I had a similar experience with you and FeloGoGo.
How I perceived the problem:
- I paired airpods to my iPhone as usually
- When I open the lid, it would still continue saying "Not your airpods - Connect" even though in background my iPhone still shows Bluetooth settings and there I see my airpods changing status to Connected.
- Close the lid, open it, again
- same story, airpods work (connected) but the annoying "Not your airpods" pop up again and again. Resetting airpods didn't help.
- My Macbook wouldn't show the airpods in the speaker menu (the only way to connect would be to pair it as a generic bluetooth device but that doesn't allow to switch airpods between devices quickly - bummer).
My guess at the root cause:
It turned out, that my Macbook had iCloud semi-connected. I remembered that when I connected iCloud, it asked me to type my AppleID, then AppleID password, then the passcode that unlocks my iPhone. Well, at that point I thought that was unnecessary and creepy so I didn't enter my iPhone's passcode. So that's why my iCloud kinda worked (even Handoff between the iPhone and Macbook) but the airpods still complained. Switching between airpods between macbook and iPhone didn't work (only manually reconnecting as a regular bluetooth device, which is annoying and slow - unacceptable).
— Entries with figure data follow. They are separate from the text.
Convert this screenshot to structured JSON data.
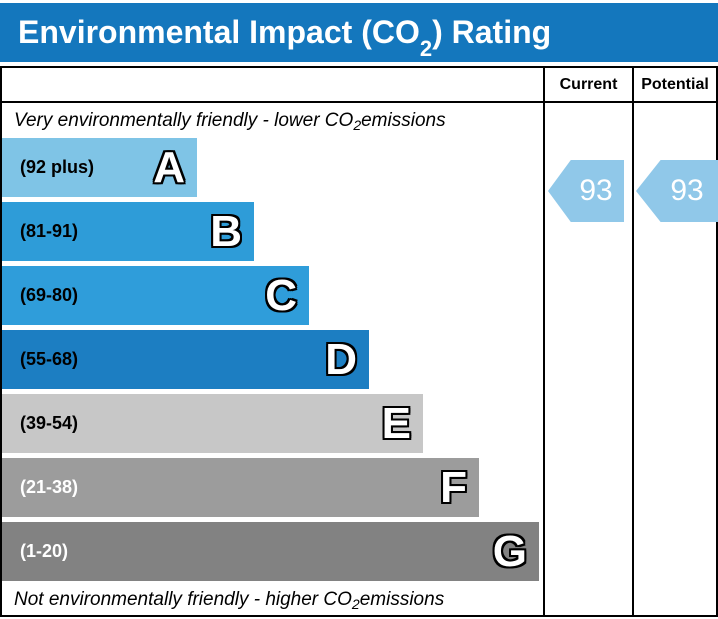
{
  "header": {
    "title_prefix": "Environmental Impact (CO",
    "title_sub": "2",
    "title_suffix": ") Rating",
    "bg_color": "#1477bd"
  },
  "table": {
    "col_current": "Current",
    "col_potential": "Potential",
    "top_note": {
      "prefix": "Very environmentally friendly - lower CO",
      "sub": "2",
      "suffix": " emissions"
    },
    "bottom_note": {
      "prefix": "Not environmentally friendly - higher CO",
      "sub": "2",
      "suffix": " emissions"
    }
  },
  "chart_data": {
    "type": "bar",
    "title": "Environmental Impact (CO2) Rating",
    "categories": [
      "A",
      "B",
      "C",
      "D",
      "E",
      "F",
      "G"
    ],
    "bands": [
      {
        "letter": "A",
        "range_label": "(92 plus)",
        "range_min": 92,
        "range_max": 100,
        "color": "#7fc4e6",
        "label_color": "#000000",
        "width_px": "195px"
      },
      {
        "letter": "B",
        "range_label": "(81-91)",
        "range_min": 81,
        "range_max": 91,
        "color": "#2e9cd8",
        "label_color": "#000000",
        "width_px": "252px"
      },
      {
        "letter": "C",
        "range_label": "(69-80)",
        "range_min": 69,
        "range_max": 80,
        "color": "#2f9dda",
        "label_color": "#000000",
        "width_px": "307px"
      },
      {
        "letter": "D",
        "range_label": "(55-68)",
        "range_min": 55,
        "range_max": 68,
        "color": "#1c7ec2",
        "label_color": "#000000",
        "width_px": "367px"
      },
      {
        "letter": "E",
        "range_label": "(39-54)",
        "range_min": 39,
        "range_max": 54,
        "color": "#c7c7c7",
        "label_color": "#000000",
        "width_px": "421px"
      },
      {
        "letter": "F",
        "range_label": "(21-38)",
        "range_min": 21,
        "range_max": 38,
        "color": "#9c9c9c",
        "label_color": "#ffffff",
        "width_px": "477px"
      },
      {
        "letter": "G",
        "range_label": "(1-20)",
        "range_min": 1,
        "range_max": 20,
        "color": "#828282",
        "label_color": "#ffffff",
        "width_px": "537px"
      }
    ],
    "current": {
      "value": "93",
      "band": "A",
      "arrow_color": "#90c8e9"
    },
    "potential": {
      "value": "93",
      "band": "A",
      "arrow_color": "#90c8e9"
    }
  }
}
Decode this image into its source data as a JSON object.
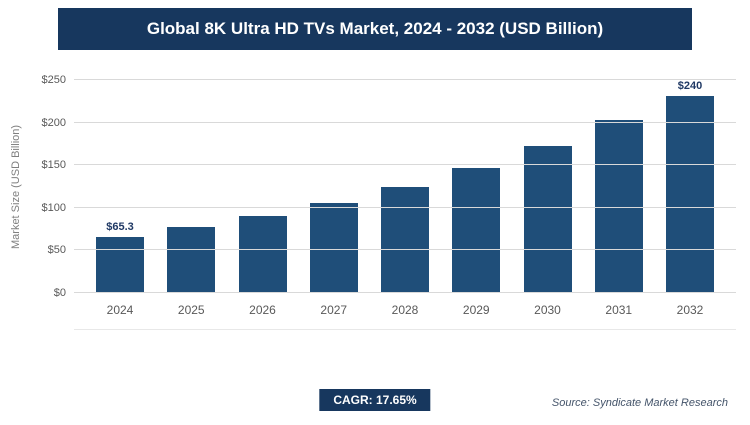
{
  "header": {
    "title": "Global 8K Ultra HD TVs Market, 2024 - 2032 (USD Billion)"
  },
  "chart_data": {
    "type": "bar",
    "title": "Global 8K Ultra HD TVs Market, 2024 - 2032 (USD Billion)",
    "categories": [
      "2024",
      "2025",
      "2026",
      "2027",
      "2028",
      "2029",
      "2030",
      "2031",
      "2032"
    ],
    "values": [
      65.3,
      77,
      90,
      106,
      125,
      147,
      172,
      203,
      240
    ],
    "bar_labels": [
      "$65.3",
      "",
      "",
      "",
      "",
      "",
      "",
      "",
      "$240"
    ],
    "xlabel": "",
    "ylabel": "Market Size (USD Billion)",
    "ylim": [
      0,
      250
    ],
    "yticks": [
      0,
      50,
      100,
      150,
      200,
      250
    ],
    "ytick_labels": [
      "$0",
      "$50",
      "$100",
      "$150",
      "$200",
      "$250"
    ],
    "grid": true,
    "legend": false,
    "bar_color": "#1f4e79"
  },
  "footer": {
    "cagr": "CAGR: 17.65%",
    "source": "Source: Syndicate Market Research"
  },
  "colors": {
    "banner": "#17375e",
    "bar": "#1f4e79",
    "badge": "#17375e"
  }
}
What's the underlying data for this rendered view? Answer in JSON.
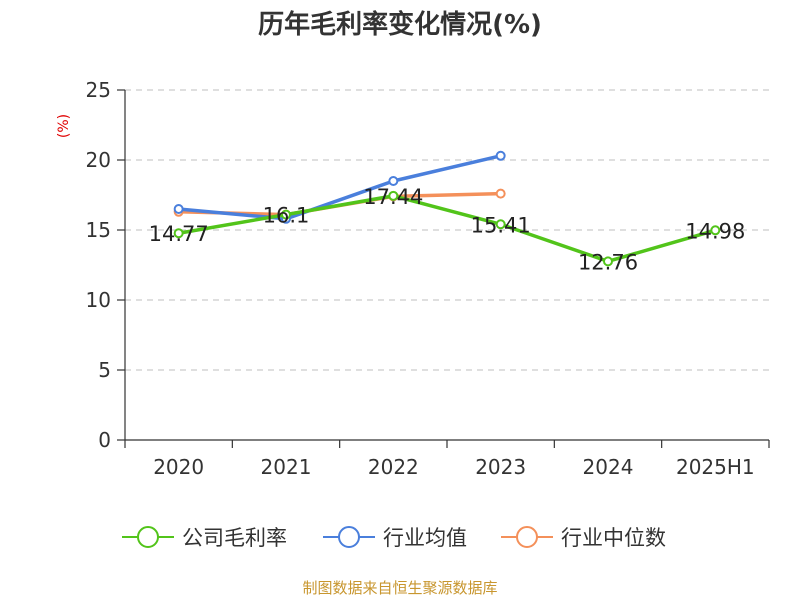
{
  "chart_data": {
    "type": "line",
    "title": "历年毛利率变化情况(%)",
    "ylabel": "(%)",
    "ylim": [
      0,
      25
    ],
    "yticks": [
      "0",
      "5",
      "10",
      "15",
      "20",
      "25"
    ],
    "categories": [
      "2020",
      "2021",
      "2022",
      "2023",
      "2024",
      "2025H1"
    ],
    "grid": true,
    "legend_position": "bottom",
    "series": [
      {
        "name": "公司毛利率",
        "color": "#52c41a",
        "values": [
          14.77,
          16.1,
          17.44,
          15.41,
          12.76,
          14.98
        ],
        "labels": [
          "14.77",
          "16.1",
          "17.44",
          "15.41",
          "12.76",
          "14.98"
        ]
      },
      {
        "name": "行业均值",
        "color": "#4a7fdc",
        "values": [
          16.5,
          15.8,
          18.5,
          20.3,
          null,
          null
        ]
      },
      {
        "name": "行业中位数",
        "color": "#f4905a",
        "values": [
          16.3,
          16.1,
          17.4,
          17.6,
          null,
          null
        ]
      }
    ]
  },
  "footer": {
    "source": "制图数据来自恒生聚源数据库"
  }
}
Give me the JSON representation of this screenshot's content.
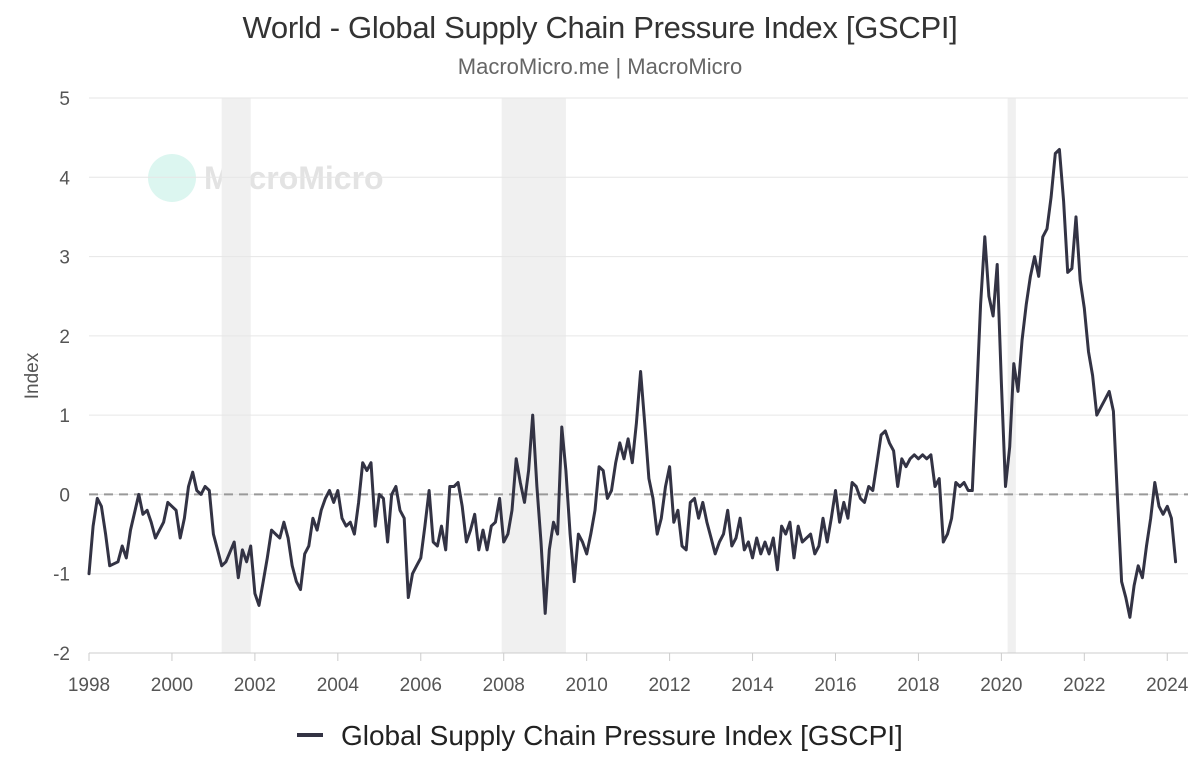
{
  "header": {
    "title": "World - Global Supply Chain Pressure Index [GSCPI]",
    "subtitle": "MacroMicro.me | MacroMicro"
  },
  "watermark": {
    "text": "MacroMicro"
  },
  "legend": {
    "label": "Global Supply Chain Pressure Index [GSCPI]"
  },
  "colors": {
    "line": "#333344",
    "grid": "#e6e6e6",
    "recession": "#f0f0f0",
    "zero_line": "#999999",
    "watermark": "#bfeee4"
  },
  "chart_data": {
    "type": "line",
    "title": "World - Global Supply Chain Pressure Index [GSCPI]",
    "ylabel": "Index",
    "xlabel": "",
    "xlim": [
      1998.0,
      2024.5
    ],
    "ylim": [
      -2,
      5
    ],
    "yticks": [
      -2,
      -1,
      0,
      1,
      2,
      3,
      4,
      5
    ],
    "xticks": [
      1998,
      2000,
      2002,
      2004,
      2006,
      2008,
      2010,
      2012,
      2014,
      2016,
      2018,
      2020,
      2022,
      2024
    ],
    "reference_line": {
      "y": 0,
      "style": "dashed"
    },
    "recession_bands": [
      [
        2001.2,
        2001.9
      ],
      [
        2007.95,
        2009.5
      ],
      [
        2020.15,
        2020.35
      ]
    ],
    "series": [
      {
        "name": "Global Supply Chain Pressure Index [GSCPI]",
        "points": [
          [
            1998.0,
            -1.0
          ],
          [
            1998.1,
            -0.4
          ],
          [
            1998.2,
            -0.05
          ],
          [
            1998.3,
            -0.15
          ],
          [
            1998.4,
            -0.5
          ],
          [
            1998.5,
            -0.9
          ],
          [
            1998.7,
            -0.85
          ],
          [
            1998.8,
            -0.65
          ],
          [
            1998.9,
            -0.8
          ],
          [
            1999.0,
            -0.45
          ],
          [
            1999.2,
            0.0
          ],
          [
            1999.3,
            -0.25
          ],
          [
            1999.4,
            -0.2
          ],
          [
            1999.5,
            -0.35
          ],
          [
            1999.6,
            -0.55
          ],
          [
            1999.8,
            -0.35
          ],
          [
            1999.9,
            -0.1
          ],
          [
            2000.1,
            -0.2
          ],
          [
            2000.2,
            -0.55
          ],
          [
            2000.3,
            -0.3
          ],
          [
            2000.4,
            0.1
          ],
          [
            2000.5,
            0.28
          ],
          [
            2000.6,
            0.05
          ],
          [
            2000.7,
            0.0
          ],
          [
            2000.8,
            0.1
          ],
          [
            2000.9,
            0.05
          ],
          [
            2001.0,
            -0.5
          ],
          [
            2001.1,
            -0.7
          ],
          [
            2001.2,
            -0.9
          ],
          [
            2001.3,
            -0.85
          ],
          [
            2001.5,
            -0.6
          ],
          [
            2001.6,
            -1.05
          ],
          [
            2001.7,
            -0.7
          ],
          [
            2001.8,
            -0.85
          ],
          [
            2001.9,
            -0.65
          ],
          [
            2002.0,
            -1.25
          ],
          [
            2002.1,
            -1.4
          ],
          [
            2002.2,
            -1.1
          ],
          [
            2002.3,
            -0.8
          ],
          [
            2002.4,
            -0.45
          ],
          [
            2002.5,
            -0.5
          ],
          [
            2002.6,
            -0.55
          ],
          [
            2002.7,
            -0.35
          ],
          [
            2002.8,
            -0.55
          ],
          [
            2002.9,
            -0.9
          ],
          [
            2003.0,
            -1.1
          ],
          [
            2003.1,
            -1.2
          ],
          [
            2003.2,
            -0.75
          ],
          [
            2003.3,
            -0.65
          ],
          [
            2003.4,
            -0.3
          ],
          [
            2003.5,
            -0.45
          ],
          [
            2003.6,
            -0.2
          ],
          [
            2003.7,
            -0.05
          ],
          [
            2003.8,
            0.05
          ],
          [
            2003.9,
            -0.1
          ],
          [
            2004.0,
            0.05
          ],
          [
            2004.1,
            -0.3
          ],
          [
            2004.2,
            -0.4
          ],
          [
            2004.3,
            -0.35
          ],
          [
            2004.4,
            -0.5
          ],
          [
            2004.5,
            -0.1
          ],
          [
            2004.6,
            0.4
          ],
          [
            2004.7,
            0.3
          ],
          [
            2004.8,
            0.4
          ],
          [
            2004.9,
            -0.4
          ],
          [
            2005.0,
            0.0
          ],
          [
            2005.1,
            -0.05
          ],
          [
            2005.2,
            -0.6
          ],
          [
            2005.3,
            0.0
          ],
          [
            2005.4,
            0.1
          ],
          [
            2005.5,
            -0.2
          ],
          [
            2005.6,
            -0.3
          ],
          [
            2005.7,
            -1.3
          ],
          [
            2005.8,
            -1.0
          ],
          [
            2005.9,
            -0.9
          ],
          [
            2006.0,
            -0.8
          ],
          [
            2006.1,
            -0.4
          ],
          [
            2006.2,
            0.05
          ],
          [
            2006.3,
            -0.6
          ],
          [
            2006.4,
            -0.65
          ],
          [
            2006.5,
            -0.4
          ],
          [
            2006.6,
            -0.7
          ],
          [
            2006.7,
            0.1
          ],
          [
            2006.8,
            0.1
          ],
          [
            2006.9,
            0.15
          ],
          [
            2007.0,
            -0.15
          ],
          [
            2007.1,
            -0.6
          ],
          [
            2007.2,
            -0.45
          ],
          [
            2007.3,
            -0.25
          ],
          [
            2007.4,
            -0.7
          ],
          [
            2007.5,
            -0.45
          ],
          [
            2007.6,
            -0.7
          ],
          [
            2007.7,
            -0.4
          ],
          [
            2007.8,
            -0.35
          ],
          [
            2007.9,
            -0.05
          ],
          [
            2008.0,
            -0.6
          ],
          [
            2008.1,
            -0.5
          ],
          [
            2008.2,
            -0.2
          ],
          [
            2008.3,
            0.45
          ],
          [
            2008.4,
            0.15
          ],
          [
            2008.5,
            -0.1
          ],
          [
            2008.6,
            0.3
          ],
          [
            2008.7,
            1.0
          ],
          [
            2008.8,
            0.1
          ],
          [
            2008.9,
            -0.6
          ],
          [
            2009.0,
            -1.5
          ],
          [
            2009.1,
            -0.7
          ],
          [
            2009.2,
            -0.35
          ],
          [
            2009.3,
            -0.5
          ],
          [
            2009.4,
            0.85
          ],
          [
            2009.5,
            0.3
          ],
          [
            2009.6,
            -0.5
          ],
          [
            2009.7,
            -1.1
          ],
          [
            2009.8,
            -0.5
          ],
          [
            2009.9,
            -0.6
          ],
          [
            2010.0,
            -0.75
          ],
          [
            2010.1,
            -0.5
          ],
          [
            2010.2,
            -0.2
          ],
          [
            2010.3,
            0.35
          ],
          [
            2010.4,
            0.3
          ],
          [
            2010.5,
            -0.05
          ],
          [
            2010.6,
            0.05
          ],
          [
            2010.7,
            0.4
          ],
          [
            2010.8,
            0.65
          ],
          [
            2010.9,
            0.45
          ],
          [
            2011.0,
            0.7
          ],
          [
            2011.1,
            0.4
          ],
          [
            2011.2,
            0.9
          ],
          [
            2011.3,
            1.55
          ],
          [
            2011.4,
            0.9
          ],
          [
            2011.5,
            0.2
          ],
          [
            2011.6,
            -0.05
          ],
          [
            2011.7,
            -0.5
          ],
          [
            2011.8,
            -0.3
          ],
          [
            2011.9,
            0.1
          ],
          [
            2012.0,
            0.35
          ],
          [
            2012.1,
            -0.35
          ],
          [
            2012.2,
            -0.2
          ],
          [
            2012.3,
            -0.65
          ],
          [
            2012.4,
            -0.7
          ],
          [
            2012.5,
            -0.1
          ],
          [
            2012.6,
            -0.05
          ],
          [
            2012.7,
            -0.3
          ],
          [
            2012.8,
            -0.1
          ],
          [
            2012.9,
            -0.35
          ],
          [
            2013.0,
            -0.55
          ],
          [
            2013.1,
            -0.75
          ],
          [
            2013.2,
            -0.6
          ],
          [
            2013.3,
            -0.5
          ],
          [
            2013.4,
            -0.2
          ],
          [
            2013.5,
            -0.65
          ],
          [
            2013.6,
            -0.55
          ],
          [
            2013.7,
            -0.3
          ],
          [
            2013.8,
            -0.7
          ],
          [
            2013.9,
            -0.6
          ],
          [
            2014.0,
            -0.8
          ],
          [
            2014.1,
            -0.55
          ],
          [
            2014.2,
            -0.75
          ],
          [
            2014.3,
            -0.6
          ],
          [
            2014.4,
            -0.75
          ],
          [
            2014.5,
            -0.55
          ],
          [
            2014.6,
            -0.95
          ],
          [
            2014.7,
            -0.4
          ],
          [
            2014.8,
            -0.5
          ],
          [
            2014.9,
            -0.35
          ],
          [
            2015.0,
            -0.8
          ],
          [
            2015.1,
            -0.4
          ],
          [
            2015.2,
            -0.6
          ],
          [
            2015.3,
            -0.55
          ],
          [
            2015.4,
            -0.5
          ],
          [
            2015.5,
            -0.75
          ],
          [
            2015.6,
            -0.65
          ],
          [
            2015.7,
            -0.3
          ],
          [
            2015.8,
            -0.6
          ],
          [
            2015.9,
            -0.3
          ],
          [
            2016.0,
            0.05
          ],
          [
            2016.1,
            -0.35
          ],
          [
            2016.2,
            -0.1
          ],
          [
            2016.3,
            -0.3
          ],
          [
            2016.4,
            0.15
          ],
          [
            2016.5,
            0.1
          ],
          [
            2016.6,
            -0.05
          ],
          [
            2016.7,
            -0.1
          ],
          [
            2016.8,
            0.1
          ],
          [
            2016.9,
            0.05
          ],
          [
            2017.0,
            0.4
          ],
          [
            2017.1,
            0.75
          ],
          [
            2017.2,
            0.8
          ],
          [
            2017.3,
            0.65
          ],
          [
            2017.4,
            0.55
          ],
          [
            2017.5,
            0.1
          ],
          [
            2017.6,
            0.45
          ],
          [
            2017.7,
            0.35
          ],
          [
            2017.8,
            0.45
          ],
          [
            2017.9,
            0.5
          ],
          [
            2018.0,
            0.45
          ],
          [
            2018.1,
            0.5
          ],
          [
            2018.2,
            0.45
          ],
          [
            2018.3,
            0.5
          ],
          [
            2018.4,
            0.1
          ],
          [
            2018.5,
            0.2
          ],
          [
            2018.6,
            -0.6
          ],
          [
            2018.7,
            -0.5
          ],
          [
            2018.8,
            -0.3
          ],
          [
            2018.9,
            0.15
          ],
          [
            2019.0,
            0.1
          ],
          [
            2019.1,
            0.15
          ],
          [
            2019.2,
            0.05
          ],
          [
            2019.3,
            0.05
          ],
          [
            2019.4,
            1.2
          ],
          [
            2019.5,
            2.4
          ],
          [
            2019.6,
            3.25
          ],
          [
            2019.7,
            2.5
          ],
          [
            2019.8,
            2.25
          ],
          [
            2019.9,
            2.9
          ],
          [
            2020.0,
            1.4
          ],
          [
            2020.1,
            0.1
          ],
          [
            2020.2,
            0.6
          ],
          [
            2020.3,
            1.65
          ],
          [
            2020.4,
            1.3
          ],
          [
            2020.5,
            1.95
          ],
          [
            2020.6,
            2.4
          ],
          [
            2020.7,
            2.75
          ],
          [
            2020.8,
            3.0
          ],
          [
            2020.9,
            2.75
          ],
          [
            2021.0,
            3.25
          ],
          [
            2021.1,
            3.35
          ],
          [
            2021.2,
            3.75
          ],
          [
            2021.3,
            4.3
          ],
          [
            2021.4,
            4.35
          ],
          [
            2021.5,
            3.7
          ],
          [
            2021.6,
            2.8
          ],
          [
            2021.7,
            2.85
          ],
          [
            2021.8,
            3.5
          ],
          [
            2021.9,
            2.7
          ],
          [
            2022.0,
            2.35
          ],
          [
            2022.1,
            1.8
          ],
          [
            2022.2,
            1.5
          ],
          [
            2022.3,
            1.0
          ],
          [
            2022.4,
            1.1
          ],
          [
            2022.5,
            1.2
          ],
          [
            2022.6,
            1.3
          ],
          [
            2022.7,
            1.05
          ],
          [
            2022.8,
            -0.05
          ],
          [
            2022.9,
            -1.1
          ],
          [
            2023.0,
            -1.3
          ],
          [
            2023.1,
            -1.55
          ],
          [
            2023.2,
            -1.15
          ],
          [
            2023.3,
            -0.9
          ],
          [
            2023.4,
            -1.05
          ],
          [
            2023.5,
            -0.65
          ],
          [
            2023.6,
            -0.3
          ],
          [
            2023.7,
            0.15
          ],
          [
            2023.8,
            -0.15
          ],
          [
            2023.9,
            -0.25
          ],
          [
            2024.0,
            -0.15
          ],
          [
            2024.1,
            -0.3
          ],
          [
            2024.2,
            -0.85
          ]
        ]
      }
    ]
  }
}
I think when Airpods connected to the iPhone, it tried to send info about the Airpods to all other device connected to iCloud.
But since my Macbook was only semi-logged in to iCloud (read above), my iPhone would get an error in response or something like that and then probably a standard reaction to an error is to assume the airpods are not mine.
I'm a developer so I guess Apple wrote try/catch in the code without really looking into the error response and not differentiating on why the error happened, just reacting with the same "Not your airpods" to all errors.
Fix that worked:
- I signed out of my iCloud on my Macbook,
- then signed in again into iCloud on my Macbook with using both AppleID password and my iPhone's passcode.
- Airpods got recognized in the speaker menu of the Macbook, they just started working correctly. If I open the airpods case's lid now, both macbook and iPhone react to it - as expected.
For purity, I'd remove airpods from the iPhone and macbook and reset&pair airpods again but I don't remember if I actually did it. After the iCloud full re-login, airpods started working on both iPhone and macbook and started switching between these two devices (though still manually, you need to choose airpods as your audio like you normally switch between bluetooth speakers and wired headphones - much faster and easier - no need to go to bluetooth settings).